L’uomo mi venne ad aprire e io chiesi gentilmente di poter entrare per posare il cibo ed essere pagato.
Con la mossa più sciocca che poteva fare, mi fece accomodare e nel tempo che impiegò a prendere i soldi, il mio pugnale era già  conficcato nel suo cuore.
Non un urlo, nemmeno uno, solo un rantolio sommesso che indicava la sua definitiva dipartita.
Ora la parte più difficile, dovevo uccidere mia moglie.
Estrassi il coltello dal torace del adultero e prosegui fino alla camera da letto.
La vidi, dormiva sotto  le lenzuola.
Sentii il sangue ribollirmi nelle vene, eccola lì, dopo aver consumato il suo ultimo tradimento che riposava ignara di quello che le stava per succedere.
Era così placida, così pudica nel sonno.
Era come la prima volta che la vidi, semplice ed affascinante.
Avevo calcolato tutto, nei minimi dettagli.

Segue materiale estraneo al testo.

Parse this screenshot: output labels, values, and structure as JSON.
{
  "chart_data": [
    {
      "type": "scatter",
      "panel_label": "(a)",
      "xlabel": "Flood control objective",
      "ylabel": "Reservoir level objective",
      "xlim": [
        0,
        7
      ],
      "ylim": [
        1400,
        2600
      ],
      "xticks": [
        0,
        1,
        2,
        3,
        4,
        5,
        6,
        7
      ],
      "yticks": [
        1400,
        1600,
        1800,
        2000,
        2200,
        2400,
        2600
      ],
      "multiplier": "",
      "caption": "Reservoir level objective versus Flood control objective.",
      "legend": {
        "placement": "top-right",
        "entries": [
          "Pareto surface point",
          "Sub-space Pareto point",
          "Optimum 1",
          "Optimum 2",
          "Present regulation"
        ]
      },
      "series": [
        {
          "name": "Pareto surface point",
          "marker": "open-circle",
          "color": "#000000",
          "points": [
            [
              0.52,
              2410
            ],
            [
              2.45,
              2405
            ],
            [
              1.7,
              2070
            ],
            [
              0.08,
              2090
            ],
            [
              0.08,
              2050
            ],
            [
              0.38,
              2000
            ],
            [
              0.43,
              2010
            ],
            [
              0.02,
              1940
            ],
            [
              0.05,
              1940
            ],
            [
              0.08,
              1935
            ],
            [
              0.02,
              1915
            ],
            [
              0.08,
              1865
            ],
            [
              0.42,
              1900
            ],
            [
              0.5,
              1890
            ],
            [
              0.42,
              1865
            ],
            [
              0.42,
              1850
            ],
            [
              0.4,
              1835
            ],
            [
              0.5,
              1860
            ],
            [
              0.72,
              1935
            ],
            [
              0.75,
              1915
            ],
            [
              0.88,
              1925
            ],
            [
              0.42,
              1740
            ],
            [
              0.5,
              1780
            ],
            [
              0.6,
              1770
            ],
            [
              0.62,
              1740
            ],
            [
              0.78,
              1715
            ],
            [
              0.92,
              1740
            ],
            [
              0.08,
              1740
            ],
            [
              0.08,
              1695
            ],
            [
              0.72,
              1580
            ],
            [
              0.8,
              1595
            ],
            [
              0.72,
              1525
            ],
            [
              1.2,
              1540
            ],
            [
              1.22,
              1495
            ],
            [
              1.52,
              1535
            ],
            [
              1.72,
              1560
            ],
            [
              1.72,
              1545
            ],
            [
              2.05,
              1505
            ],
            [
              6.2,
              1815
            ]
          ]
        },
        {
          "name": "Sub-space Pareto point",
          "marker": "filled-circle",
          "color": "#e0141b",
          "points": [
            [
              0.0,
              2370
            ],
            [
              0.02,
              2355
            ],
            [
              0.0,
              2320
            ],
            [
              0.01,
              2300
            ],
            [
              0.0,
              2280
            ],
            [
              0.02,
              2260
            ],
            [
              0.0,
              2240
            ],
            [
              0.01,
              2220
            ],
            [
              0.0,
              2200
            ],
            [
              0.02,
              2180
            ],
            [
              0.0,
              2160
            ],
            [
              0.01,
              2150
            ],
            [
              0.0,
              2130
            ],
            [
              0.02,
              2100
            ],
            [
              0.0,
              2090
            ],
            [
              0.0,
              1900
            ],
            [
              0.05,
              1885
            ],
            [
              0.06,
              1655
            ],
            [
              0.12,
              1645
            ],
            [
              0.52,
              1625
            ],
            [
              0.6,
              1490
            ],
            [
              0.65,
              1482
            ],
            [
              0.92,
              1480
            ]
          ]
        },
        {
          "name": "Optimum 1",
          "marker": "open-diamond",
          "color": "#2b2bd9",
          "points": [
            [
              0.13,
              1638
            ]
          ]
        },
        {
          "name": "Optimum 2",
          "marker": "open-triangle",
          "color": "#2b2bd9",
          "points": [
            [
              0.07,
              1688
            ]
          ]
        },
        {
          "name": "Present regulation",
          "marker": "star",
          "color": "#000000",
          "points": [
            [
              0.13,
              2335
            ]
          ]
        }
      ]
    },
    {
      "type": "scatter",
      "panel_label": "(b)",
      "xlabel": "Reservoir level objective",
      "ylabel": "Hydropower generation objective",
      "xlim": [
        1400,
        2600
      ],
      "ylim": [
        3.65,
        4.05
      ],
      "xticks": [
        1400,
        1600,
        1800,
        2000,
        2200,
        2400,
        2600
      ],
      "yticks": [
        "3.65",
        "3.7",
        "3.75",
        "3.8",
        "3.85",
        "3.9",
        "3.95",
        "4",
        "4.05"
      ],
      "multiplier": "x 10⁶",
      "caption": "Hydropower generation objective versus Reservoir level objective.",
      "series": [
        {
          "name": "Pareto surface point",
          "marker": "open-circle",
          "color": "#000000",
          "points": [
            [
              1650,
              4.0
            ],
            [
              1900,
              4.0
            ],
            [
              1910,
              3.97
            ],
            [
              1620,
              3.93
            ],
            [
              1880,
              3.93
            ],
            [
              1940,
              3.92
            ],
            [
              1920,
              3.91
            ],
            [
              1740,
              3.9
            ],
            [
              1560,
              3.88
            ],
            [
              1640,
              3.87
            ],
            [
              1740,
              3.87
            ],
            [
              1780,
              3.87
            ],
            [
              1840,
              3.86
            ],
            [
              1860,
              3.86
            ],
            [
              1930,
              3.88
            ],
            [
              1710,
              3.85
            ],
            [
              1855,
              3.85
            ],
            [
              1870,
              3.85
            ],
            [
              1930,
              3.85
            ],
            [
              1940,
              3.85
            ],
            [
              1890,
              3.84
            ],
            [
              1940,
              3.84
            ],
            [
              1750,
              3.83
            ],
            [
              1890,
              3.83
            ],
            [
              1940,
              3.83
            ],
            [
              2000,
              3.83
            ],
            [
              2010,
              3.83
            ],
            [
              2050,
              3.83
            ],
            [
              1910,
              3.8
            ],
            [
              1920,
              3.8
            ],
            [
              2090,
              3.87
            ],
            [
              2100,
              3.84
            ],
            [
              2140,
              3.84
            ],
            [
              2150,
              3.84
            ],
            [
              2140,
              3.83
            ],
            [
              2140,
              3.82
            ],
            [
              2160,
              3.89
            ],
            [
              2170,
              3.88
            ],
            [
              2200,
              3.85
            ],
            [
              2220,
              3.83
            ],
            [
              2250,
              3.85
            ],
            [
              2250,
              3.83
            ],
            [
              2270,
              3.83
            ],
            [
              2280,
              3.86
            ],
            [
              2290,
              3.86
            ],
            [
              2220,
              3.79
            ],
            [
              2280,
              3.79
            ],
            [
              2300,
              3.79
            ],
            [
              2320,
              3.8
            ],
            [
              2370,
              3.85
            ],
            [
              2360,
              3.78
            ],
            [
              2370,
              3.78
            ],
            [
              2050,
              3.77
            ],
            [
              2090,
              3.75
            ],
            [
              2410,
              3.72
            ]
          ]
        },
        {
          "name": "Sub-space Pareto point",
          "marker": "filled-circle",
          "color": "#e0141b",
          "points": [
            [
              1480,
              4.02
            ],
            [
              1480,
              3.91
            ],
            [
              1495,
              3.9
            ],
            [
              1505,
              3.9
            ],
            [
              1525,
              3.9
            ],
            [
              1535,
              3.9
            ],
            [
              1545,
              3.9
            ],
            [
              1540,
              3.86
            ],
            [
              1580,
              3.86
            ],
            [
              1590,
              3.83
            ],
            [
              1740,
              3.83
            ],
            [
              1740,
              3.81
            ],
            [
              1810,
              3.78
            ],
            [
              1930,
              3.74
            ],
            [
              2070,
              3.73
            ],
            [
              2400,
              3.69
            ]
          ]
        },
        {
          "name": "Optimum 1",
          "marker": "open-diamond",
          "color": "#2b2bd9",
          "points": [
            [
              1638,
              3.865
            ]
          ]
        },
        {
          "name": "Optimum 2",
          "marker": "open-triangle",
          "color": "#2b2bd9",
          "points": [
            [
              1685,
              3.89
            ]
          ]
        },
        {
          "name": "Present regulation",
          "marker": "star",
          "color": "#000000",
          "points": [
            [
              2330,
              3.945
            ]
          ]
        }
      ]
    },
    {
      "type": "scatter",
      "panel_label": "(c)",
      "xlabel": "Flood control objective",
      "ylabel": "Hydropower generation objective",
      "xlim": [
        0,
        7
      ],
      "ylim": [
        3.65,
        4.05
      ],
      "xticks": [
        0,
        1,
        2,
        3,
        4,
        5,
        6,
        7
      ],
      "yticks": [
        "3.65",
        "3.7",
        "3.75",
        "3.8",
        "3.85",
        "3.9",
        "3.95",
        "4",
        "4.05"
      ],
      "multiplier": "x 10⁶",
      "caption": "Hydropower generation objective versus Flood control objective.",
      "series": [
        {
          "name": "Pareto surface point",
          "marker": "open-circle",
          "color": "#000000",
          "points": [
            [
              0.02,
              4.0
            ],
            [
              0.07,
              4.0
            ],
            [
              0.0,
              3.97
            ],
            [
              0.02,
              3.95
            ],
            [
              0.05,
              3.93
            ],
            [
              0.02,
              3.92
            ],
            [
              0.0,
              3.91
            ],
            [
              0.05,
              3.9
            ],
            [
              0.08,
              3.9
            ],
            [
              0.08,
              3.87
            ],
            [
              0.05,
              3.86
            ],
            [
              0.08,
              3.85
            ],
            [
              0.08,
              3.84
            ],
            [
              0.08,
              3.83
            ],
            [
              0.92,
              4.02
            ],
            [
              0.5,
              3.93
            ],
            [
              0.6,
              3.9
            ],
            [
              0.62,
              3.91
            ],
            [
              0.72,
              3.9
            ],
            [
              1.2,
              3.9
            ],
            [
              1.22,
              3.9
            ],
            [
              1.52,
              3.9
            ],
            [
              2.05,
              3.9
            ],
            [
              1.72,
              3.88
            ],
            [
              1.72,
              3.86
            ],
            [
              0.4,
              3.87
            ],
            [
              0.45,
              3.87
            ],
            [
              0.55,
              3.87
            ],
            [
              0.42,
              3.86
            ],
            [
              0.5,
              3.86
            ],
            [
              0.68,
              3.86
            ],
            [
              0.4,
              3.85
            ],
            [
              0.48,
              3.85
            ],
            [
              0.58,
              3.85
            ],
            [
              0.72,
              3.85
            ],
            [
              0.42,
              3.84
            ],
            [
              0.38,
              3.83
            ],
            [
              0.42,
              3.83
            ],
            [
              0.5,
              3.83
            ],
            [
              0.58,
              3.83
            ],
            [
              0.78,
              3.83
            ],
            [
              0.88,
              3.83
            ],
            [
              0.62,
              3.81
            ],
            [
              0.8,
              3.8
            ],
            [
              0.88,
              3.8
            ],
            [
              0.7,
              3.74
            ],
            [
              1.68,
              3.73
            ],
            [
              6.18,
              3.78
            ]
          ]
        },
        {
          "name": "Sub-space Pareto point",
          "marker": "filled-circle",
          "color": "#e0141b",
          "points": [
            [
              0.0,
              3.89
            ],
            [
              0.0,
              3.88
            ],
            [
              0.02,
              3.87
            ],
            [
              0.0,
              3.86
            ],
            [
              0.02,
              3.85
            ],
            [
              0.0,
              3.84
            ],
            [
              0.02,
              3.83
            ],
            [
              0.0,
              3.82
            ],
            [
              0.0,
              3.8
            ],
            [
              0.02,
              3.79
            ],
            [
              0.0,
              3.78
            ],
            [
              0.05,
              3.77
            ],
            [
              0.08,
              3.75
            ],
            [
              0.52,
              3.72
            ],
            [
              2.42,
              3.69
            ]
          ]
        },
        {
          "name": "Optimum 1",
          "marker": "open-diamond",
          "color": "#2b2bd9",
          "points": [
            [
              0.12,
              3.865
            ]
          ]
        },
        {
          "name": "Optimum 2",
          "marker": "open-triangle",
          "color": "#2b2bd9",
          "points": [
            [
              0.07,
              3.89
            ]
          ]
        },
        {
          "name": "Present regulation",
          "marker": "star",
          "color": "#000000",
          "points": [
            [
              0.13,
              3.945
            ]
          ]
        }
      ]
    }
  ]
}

Ma avevo commesso un terribile errore, non avevo pensato  a quello che sarebbe successo vedendola.
Non avevo pensato a tutto ciò che avrei pensato, ogni singolo pensiero mi immobilizzava sempre più, mi sentivo sempre più stanco, sempre più impotente.
Il coltello cadde a terra ed io con lui.
Avevo calcolato tutto, tutto meno che me stesso.
Sentivo le urla rimbombarmi nella testa, i passi veloci sul parquet, la conversazione con la polizia.
Potevo ancora farcela, potevo alzarmi completare la mia opera e scappare quanto più lontano riuscissi, ero un avvocato, potevo sparire dalla circolazione e riapparire sotto mentite spoglie.
Ma no, qualcosa mi tratteneva al pavimento,  come delle catene invisibile.
Ero bloccato, inerme, stavo lentamente annegando in un misto di  paura e vergogna.
Nemmeno le sirene delle macchine della polizia che mi avvisavano della mia prossima cattura mi smuovevano, ero bloccato, ancorato, incollato a quel dannato pavimento.
L’ultima cosa che ricordo sono delle pistole, un forte calore alle gambe e delle manette … poi nulla più.
Perché ero stato così debole, perché spinto da tutta quella rabbia non ero riuscito a compiere la mia vendetta?
Perché mi ero fermato? Perché non ero scappato? Perché ero rimasto incollato a quel  pavimento.
Perché ero un debole, ecco perché, perché ero rimasto schiacciato sotto me stesso.
Ecco davanti a me la spiegazione di tutto, la mia debolezza, ecco cosa aveva spinto mia moglie a tradirmi ed ecco cosa mi aveva incatenato a quel pavimento.
Ecco la causa di tutto.. ecco la causa della mia disfatta.
Potevo evitarlo, non so.
Ma di certo so che ora non posso scappare alla mia pena. La pena per essere stato debole.